Uncovered: The War on Iraq

Peter Bradshaw: This is Michael Moore without the jokes - and without Moore's inflammatory stuff about the Bush-Saudi link.
  
  


This is Michael Moore without the jokes - and without Moore's inflammatory stuff about the Bush-Saudi link. It's a dogged and fiercely unrelenting case against our military adventure in Iraq, composed of a sequence of talking-head observers, including former UN weapons inspector Scott Ritter. The points are repeatedly, even shrilly, hammered home. Right up to 9/11, the Bush administration said it had no interest in unseating Saddam. But after the WTC attack, and the subsequent failure to capture Osama bin Laden, regime-change in Iraq became fanatically promoted by a beady-eyed cabal of neo-cons: a consolatory, diversionary war built on a compost-heap of lies.

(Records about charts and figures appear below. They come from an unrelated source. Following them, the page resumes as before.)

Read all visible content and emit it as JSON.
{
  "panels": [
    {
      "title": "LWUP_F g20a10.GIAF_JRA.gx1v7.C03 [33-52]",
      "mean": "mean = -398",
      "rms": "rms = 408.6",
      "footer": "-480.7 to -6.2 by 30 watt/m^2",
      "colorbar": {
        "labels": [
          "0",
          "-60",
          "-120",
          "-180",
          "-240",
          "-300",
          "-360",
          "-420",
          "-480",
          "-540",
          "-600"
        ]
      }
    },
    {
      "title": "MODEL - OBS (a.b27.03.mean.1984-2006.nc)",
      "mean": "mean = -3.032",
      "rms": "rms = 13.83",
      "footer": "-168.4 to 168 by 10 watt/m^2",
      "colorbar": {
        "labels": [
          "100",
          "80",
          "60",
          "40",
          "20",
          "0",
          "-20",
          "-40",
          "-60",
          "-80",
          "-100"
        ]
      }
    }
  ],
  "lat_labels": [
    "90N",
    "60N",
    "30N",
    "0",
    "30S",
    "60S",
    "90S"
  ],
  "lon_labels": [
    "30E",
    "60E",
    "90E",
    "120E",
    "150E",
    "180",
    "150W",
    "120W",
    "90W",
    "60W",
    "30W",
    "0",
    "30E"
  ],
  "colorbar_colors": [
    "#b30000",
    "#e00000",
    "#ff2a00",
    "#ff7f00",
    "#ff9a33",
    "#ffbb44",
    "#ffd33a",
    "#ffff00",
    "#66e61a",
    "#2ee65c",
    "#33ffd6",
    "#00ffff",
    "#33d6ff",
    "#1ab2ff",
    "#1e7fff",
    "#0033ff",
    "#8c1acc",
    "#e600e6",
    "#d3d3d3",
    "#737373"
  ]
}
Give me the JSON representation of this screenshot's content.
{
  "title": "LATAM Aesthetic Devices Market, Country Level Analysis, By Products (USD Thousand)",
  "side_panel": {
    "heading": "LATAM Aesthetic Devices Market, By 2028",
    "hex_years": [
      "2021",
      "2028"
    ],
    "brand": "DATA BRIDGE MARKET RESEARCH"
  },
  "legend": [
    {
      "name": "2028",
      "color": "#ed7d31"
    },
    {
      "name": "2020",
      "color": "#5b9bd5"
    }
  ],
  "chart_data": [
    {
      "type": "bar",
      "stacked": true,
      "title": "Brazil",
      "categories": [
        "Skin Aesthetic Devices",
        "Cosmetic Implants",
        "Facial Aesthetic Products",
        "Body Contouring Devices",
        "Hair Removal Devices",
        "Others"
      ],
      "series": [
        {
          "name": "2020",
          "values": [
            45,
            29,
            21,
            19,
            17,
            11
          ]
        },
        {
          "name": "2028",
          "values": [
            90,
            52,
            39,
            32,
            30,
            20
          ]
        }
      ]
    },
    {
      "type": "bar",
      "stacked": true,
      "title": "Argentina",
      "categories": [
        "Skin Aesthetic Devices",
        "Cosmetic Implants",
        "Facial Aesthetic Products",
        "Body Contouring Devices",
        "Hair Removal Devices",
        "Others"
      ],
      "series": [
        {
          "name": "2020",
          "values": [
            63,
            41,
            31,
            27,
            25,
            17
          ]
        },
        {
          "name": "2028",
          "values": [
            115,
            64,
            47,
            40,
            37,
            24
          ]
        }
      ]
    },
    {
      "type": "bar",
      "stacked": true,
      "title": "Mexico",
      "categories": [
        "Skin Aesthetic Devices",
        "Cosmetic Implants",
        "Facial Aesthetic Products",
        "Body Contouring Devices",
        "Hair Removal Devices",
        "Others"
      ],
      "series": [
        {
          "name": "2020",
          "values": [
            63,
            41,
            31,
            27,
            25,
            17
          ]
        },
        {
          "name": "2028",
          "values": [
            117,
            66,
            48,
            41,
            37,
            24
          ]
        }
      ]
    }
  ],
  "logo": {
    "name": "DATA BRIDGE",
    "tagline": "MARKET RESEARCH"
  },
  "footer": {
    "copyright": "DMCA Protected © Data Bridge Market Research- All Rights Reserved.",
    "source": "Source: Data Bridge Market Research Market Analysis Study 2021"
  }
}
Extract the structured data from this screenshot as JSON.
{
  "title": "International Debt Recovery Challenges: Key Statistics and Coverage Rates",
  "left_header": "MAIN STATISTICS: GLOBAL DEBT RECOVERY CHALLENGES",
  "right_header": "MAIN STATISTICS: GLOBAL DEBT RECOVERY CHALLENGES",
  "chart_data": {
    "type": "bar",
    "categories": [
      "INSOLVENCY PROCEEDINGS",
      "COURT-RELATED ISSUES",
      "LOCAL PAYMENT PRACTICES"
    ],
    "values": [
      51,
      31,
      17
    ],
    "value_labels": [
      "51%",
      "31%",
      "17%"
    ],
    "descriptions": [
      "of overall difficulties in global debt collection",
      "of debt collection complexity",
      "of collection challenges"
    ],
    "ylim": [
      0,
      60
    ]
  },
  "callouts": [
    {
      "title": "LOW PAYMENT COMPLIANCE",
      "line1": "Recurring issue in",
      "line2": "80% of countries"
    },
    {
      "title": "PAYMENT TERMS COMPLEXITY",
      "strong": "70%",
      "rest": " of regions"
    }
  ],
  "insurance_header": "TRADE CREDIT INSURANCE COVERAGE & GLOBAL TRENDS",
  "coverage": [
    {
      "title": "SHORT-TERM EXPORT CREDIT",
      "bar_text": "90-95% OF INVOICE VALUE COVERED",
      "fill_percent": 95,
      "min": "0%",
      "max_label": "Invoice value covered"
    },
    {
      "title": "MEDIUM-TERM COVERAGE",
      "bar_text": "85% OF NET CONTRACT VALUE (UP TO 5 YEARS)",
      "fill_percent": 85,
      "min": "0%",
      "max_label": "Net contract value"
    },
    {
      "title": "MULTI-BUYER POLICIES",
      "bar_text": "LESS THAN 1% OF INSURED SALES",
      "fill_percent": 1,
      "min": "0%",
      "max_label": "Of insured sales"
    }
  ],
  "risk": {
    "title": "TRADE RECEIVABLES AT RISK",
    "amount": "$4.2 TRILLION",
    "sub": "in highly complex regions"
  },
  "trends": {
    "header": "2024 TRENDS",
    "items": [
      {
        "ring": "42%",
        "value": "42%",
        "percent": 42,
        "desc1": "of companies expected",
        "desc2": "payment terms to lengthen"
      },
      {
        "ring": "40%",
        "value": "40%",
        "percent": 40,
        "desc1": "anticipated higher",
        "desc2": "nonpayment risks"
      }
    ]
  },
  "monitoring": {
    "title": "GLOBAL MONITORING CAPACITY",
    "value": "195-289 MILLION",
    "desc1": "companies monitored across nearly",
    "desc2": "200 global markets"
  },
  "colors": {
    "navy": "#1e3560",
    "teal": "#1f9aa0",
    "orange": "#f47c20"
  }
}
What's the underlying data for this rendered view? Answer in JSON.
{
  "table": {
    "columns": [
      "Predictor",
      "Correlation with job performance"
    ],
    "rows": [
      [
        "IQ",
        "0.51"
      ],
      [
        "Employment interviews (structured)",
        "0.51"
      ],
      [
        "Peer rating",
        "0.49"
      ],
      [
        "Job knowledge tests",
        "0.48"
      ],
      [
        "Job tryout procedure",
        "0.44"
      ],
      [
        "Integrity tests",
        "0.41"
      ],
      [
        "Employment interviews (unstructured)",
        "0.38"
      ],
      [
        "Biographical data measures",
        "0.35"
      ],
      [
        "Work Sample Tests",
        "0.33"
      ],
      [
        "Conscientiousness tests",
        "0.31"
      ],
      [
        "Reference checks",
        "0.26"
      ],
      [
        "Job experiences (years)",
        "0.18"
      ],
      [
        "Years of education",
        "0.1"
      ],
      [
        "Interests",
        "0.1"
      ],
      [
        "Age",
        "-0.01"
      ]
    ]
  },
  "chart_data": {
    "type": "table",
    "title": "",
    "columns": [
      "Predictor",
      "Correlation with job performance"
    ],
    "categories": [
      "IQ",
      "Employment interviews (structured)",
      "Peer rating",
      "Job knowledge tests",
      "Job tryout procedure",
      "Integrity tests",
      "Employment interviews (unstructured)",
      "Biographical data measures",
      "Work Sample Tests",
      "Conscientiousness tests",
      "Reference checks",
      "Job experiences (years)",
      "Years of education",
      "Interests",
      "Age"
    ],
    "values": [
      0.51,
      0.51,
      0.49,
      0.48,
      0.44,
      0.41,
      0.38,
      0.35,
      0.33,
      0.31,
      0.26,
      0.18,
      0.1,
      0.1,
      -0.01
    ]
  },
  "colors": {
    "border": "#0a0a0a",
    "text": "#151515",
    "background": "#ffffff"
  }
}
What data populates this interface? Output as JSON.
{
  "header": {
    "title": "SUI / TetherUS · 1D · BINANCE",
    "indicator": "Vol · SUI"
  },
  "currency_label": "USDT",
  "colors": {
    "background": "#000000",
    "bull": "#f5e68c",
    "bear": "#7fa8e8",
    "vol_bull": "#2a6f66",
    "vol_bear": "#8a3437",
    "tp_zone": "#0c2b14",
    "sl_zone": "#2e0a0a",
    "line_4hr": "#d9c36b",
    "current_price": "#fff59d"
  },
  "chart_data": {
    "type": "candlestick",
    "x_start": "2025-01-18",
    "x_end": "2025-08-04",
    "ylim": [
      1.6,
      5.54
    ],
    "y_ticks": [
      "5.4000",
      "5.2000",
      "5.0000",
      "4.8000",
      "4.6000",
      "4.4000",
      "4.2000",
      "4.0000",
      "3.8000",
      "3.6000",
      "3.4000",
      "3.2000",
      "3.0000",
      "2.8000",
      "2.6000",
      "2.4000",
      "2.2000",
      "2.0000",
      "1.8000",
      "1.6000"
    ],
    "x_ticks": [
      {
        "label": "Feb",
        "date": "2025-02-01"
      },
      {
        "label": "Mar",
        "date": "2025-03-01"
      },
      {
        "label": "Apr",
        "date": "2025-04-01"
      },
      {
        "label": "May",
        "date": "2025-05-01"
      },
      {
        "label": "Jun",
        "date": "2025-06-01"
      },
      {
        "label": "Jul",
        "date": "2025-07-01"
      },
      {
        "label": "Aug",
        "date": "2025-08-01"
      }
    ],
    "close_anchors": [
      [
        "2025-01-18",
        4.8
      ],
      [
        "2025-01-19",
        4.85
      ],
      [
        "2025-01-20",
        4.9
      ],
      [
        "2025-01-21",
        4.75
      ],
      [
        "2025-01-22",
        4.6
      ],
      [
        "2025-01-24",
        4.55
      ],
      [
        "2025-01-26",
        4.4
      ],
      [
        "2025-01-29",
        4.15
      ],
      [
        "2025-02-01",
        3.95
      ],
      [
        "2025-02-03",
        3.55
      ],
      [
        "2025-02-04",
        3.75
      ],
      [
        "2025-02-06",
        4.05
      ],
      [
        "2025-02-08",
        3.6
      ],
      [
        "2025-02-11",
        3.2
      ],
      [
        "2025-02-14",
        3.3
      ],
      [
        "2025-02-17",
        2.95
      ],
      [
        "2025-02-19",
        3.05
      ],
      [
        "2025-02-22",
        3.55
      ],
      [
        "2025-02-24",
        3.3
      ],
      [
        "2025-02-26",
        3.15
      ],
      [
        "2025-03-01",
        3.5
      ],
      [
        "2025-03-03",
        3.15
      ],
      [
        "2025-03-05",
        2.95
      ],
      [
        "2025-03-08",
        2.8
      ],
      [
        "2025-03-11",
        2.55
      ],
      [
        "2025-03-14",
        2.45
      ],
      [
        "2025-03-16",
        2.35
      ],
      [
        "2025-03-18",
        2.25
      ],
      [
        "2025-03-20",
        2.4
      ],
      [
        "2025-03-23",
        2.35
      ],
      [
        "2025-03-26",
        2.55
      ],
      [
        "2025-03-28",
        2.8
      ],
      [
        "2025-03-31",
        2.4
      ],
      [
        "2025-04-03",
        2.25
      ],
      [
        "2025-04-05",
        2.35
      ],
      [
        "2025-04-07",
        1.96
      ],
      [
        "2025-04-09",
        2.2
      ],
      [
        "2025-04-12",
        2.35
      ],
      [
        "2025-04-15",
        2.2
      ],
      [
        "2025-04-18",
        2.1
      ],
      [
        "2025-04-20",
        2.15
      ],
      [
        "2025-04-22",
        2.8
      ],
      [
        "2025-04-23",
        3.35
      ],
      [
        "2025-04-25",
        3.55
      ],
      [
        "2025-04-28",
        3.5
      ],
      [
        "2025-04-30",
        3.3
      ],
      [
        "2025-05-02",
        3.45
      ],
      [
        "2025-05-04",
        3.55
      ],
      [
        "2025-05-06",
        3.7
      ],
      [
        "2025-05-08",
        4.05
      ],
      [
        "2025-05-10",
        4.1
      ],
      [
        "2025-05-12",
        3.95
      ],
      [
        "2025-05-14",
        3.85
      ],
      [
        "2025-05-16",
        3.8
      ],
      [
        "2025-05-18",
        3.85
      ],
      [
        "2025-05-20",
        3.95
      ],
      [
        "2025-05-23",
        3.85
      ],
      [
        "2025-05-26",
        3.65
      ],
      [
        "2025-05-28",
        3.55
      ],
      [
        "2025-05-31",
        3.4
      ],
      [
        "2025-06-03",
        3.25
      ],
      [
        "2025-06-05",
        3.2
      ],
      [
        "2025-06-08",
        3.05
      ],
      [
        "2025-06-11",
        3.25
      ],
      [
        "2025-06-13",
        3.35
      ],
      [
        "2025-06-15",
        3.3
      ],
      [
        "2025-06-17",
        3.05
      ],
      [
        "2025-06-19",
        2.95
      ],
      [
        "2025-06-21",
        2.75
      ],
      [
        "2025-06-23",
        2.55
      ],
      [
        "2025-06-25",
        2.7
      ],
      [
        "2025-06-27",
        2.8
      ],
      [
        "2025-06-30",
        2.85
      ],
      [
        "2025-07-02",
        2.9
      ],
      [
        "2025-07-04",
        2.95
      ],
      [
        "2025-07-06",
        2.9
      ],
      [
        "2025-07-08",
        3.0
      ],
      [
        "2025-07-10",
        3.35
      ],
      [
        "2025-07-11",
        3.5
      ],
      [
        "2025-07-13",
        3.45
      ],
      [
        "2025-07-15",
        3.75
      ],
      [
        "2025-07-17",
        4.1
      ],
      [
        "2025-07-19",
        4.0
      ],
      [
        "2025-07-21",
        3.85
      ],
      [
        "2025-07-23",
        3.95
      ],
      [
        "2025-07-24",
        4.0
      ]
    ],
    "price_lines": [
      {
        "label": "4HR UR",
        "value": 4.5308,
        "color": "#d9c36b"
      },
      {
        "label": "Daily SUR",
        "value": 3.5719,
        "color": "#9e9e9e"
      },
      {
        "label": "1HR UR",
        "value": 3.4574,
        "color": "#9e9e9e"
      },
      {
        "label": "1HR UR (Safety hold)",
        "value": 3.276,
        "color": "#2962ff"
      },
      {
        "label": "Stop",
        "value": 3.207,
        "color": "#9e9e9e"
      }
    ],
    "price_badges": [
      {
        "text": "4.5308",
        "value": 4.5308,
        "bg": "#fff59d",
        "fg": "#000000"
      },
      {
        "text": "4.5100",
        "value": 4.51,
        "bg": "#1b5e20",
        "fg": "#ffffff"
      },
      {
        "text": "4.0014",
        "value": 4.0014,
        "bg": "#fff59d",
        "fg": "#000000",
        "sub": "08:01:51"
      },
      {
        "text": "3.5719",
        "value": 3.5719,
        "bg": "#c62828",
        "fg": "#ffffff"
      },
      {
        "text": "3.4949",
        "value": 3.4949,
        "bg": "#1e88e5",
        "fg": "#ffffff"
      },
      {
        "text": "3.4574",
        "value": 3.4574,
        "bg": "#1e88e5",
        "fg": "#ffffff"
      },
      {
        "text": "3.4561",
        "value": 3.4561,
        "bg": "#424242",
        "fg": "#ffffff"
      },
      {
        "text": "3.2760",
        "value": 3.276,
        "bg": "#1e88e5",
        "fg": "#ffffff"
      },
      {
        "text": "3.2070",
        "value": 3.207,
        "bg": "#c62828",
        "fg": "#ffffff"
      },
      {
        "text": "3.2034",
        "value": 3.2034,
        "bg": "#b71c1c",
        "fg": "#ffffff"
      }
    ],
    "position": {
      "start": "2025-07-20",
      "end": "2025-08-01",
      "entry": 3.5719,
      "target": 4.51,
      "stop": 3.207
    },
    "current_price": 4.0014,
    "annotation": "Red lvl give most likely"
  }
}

Director Robert Greenwald has come up with a documentary arguably lacking in elegance or entertainment value. Yet, frankly, the point of view in Greenwald's film bears stating, and re-stating, especially when our pro-war liberal classes seem so unmoved by the great political scandal of the age. Both Uncovered and The Corporation are strident, certainly. They may find pundits lamenting the absence of subtlety, of nuance, perhaps preferring some more restful fiddle music while Fallujah burns, or maybe no music at all. Yet aren't we impatient with guardedly ironic documentaries about the little things? These Americans are out there hunting big game. Why don't we Brits try something like that?